Tous les jours, après dîner, Pierre-Luc Gagnon quitte sa résidence de Carlsbad, entre Los Angeles et San Diego, et monte sur sa planche à roulettes pour se rendre à la rampe. Avec quelques amis, il perfectionne pendant des heures ses figures, tombe, grimpe les escaliers de la structure haute de plus de 4 m et recommence.

Cette routine n'est pas si différente des après-midis que le champion de skate-board passait avec sa bande de Boucherville lorsqu'il s'est initié à la planche à roulettes, à l'âge de 8 ans. À l'époque, son père, Denis Gagnon, devait le pousser afin qu'il prenne l'élan dont il avait besoin pour monter la haute rampe.

Celui que l'on surnomme PLG réalise son rêve depuis plus de 10 ans. Il est l'un des meilleurs planchistes au monde, sinon le meilleur. À 31 ans, l'homme à l'éternelle casquette a remporté les compétitions les plus prestigieuses de rampe verticale: 17 médailles au X-Games, dont 7 d'or, et 2 victoires au Dew Tour Championship. La semaine dernière, il était de retour sur la Rive-Sud pour assister à l'Empire Backyard Party, au South-Park Skatepark de Brossard.

Recherche et développement

Pour Pierre-Luc Gagnon, la planche est une forme d'expression artistique. Il est d'ailleurs le père de nombreuses manoeuvres qui semblent défier les lois de la gravité. «L'important, c'est d'avoir son propre style et d'innover, dit l'athlète, joint en Californie, où il habite depuis 10 ans. Ici, on n'aime pas vraiment ceux qui ne font que copier les trucs des autres.»

Lors de ses compétitions, PLG est notamment jugé pour l'originalité de ses prouesses, comme en patinage artistique. «Mais on n'a pas d'entraîneur et il n'y a aucune figure imposée. On apprend nos trucs entre amis et on se donne des conseils pour s'améliorer.»

Si l'ambiance d'une compétition de skate-board est différente de celle d'une piscine de nage synchronisée, la forme physique est à la base du succès, comme dans tous les sports. Le skater commence ses journées par une période d'entraînement dans son garage, transformé en gymnase. Il boxe, lève des poids, court et saute à la corde. «Ça améliore ma performance, et ça me permet d'éviter les blessures, dit-il. On est des professionnels et il y a beaucoup d'argent en jeu. On se doit d'être rigoureux.»

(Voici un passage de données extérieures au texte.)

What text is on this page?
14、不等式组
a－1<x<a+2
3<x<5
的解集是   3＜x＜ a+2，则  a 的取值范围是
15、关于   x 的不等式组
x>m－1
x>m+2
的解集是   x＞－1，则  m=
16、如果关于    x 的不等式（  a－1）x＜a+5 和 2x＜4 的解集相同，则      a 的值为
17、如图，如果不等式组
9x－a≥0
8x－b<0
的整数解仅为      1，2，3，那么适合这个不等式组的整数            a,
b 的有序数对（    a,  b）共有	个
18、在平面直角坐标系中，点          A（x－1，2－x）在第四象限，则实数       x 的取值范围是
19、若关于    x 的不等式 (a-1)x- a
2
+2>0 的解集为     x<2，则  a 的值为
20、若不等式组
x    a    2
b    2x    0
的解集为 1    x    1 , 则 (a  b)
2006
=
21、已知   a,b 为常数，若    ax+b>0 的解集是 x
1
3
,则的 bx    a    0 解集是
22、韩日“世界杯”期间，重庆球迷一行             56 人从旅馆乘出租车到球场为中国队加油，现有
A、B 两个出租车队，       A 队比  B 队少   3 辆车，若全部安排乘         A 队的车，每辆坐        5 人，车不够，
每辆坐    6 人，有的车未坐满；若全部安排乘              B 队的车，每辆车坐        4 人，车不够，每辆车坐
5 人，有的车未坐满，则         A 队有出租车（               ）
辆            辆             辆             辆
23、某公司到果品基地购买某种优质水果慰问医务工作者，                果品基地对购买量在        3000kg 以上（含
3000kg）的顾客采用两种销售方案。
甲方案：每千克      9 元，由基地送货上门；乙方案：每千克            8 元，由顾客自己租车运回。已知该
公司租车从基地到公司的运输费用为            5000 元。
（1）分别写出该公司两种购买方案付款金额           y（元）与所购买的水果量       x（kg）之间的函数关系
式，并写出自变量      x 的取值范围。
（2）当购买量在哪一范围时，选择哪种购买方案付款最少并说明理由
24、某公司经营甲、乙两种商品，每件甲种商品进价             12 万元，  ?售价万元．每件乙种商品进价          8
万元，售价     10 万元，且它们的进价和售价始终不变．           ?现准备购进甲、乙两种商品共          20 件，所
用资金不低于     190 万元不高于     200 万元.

Le train de vie des acrobates de la planche est tout de même ponctué de soirées bien arrosées... «On travaille fort, mais on aime aussi faire la fête, affirme le sportif aux allures d'éternel adolescent. Chaque chose en son temps. Lorsqu'on arrive à l'hôtel Palms, à Las Vegas, on est traités comme des vedettes rock. Il faut seulement savoir quand arrêter.»

Le plus cool des papas

Derrière la carrière du planchiste, il y a un père dévoué. Denis Gagnon a toujours cru au potentiel de son fils. «Mais j'aurais été aussi fier s'il avait été un bon médecin ou un bon plombier, pourvu qu'il fasse ce qu'il aime», dit-il.

Lorsque PLG avait 12 ans, le professeur d'éducation physique est devenu propriétaire d'un skate park intérieur à Boucherville. À l'école secondaire, Pierre-Luc a pu conjuguer livres et planche grâce au programme sport-étude.

«On voulait qu'il fasse son secondaire de la façon la plus agréable et facile possible, explique M. Gagnon. Pierre-Luc est brillant, mais l'école, ce n'était pas son truc. S'il avait de bons résultats, il pouvait skater. Le contrat était clair, mais il m'a joué un tour. En cinquième secondaire, il est devenu champion du monde amateur. La première année, il faisait le même salaire que moi!»

S'il est immensément fier de son fils, M. Gagnon remarque que, après plus d'une décennie au sommet de sa discipline, le Québec ne fait que commencer à s'intéresser à ses médailles. «Ça me déçoit parce que si Pierre-Luc était plus connu, ça éveillerait certains parents. Il est la preuve qu'il est possible de vivre des sports extrêmes. Il n'y a pas que le hockey.»

Avec l'intérêt grandissant pour les sports d'action au Québec, PLG espère revenir voir ses parents plus souvent. Il se donne comme mission d'inspirer les jeunes qui, comme lui, veulent suivre leur passion. «Quand on était petits, on ne croyait pas que des Québécois pouvaient devenir champions. Pourtant, je gagne ma vie à faire du skate.»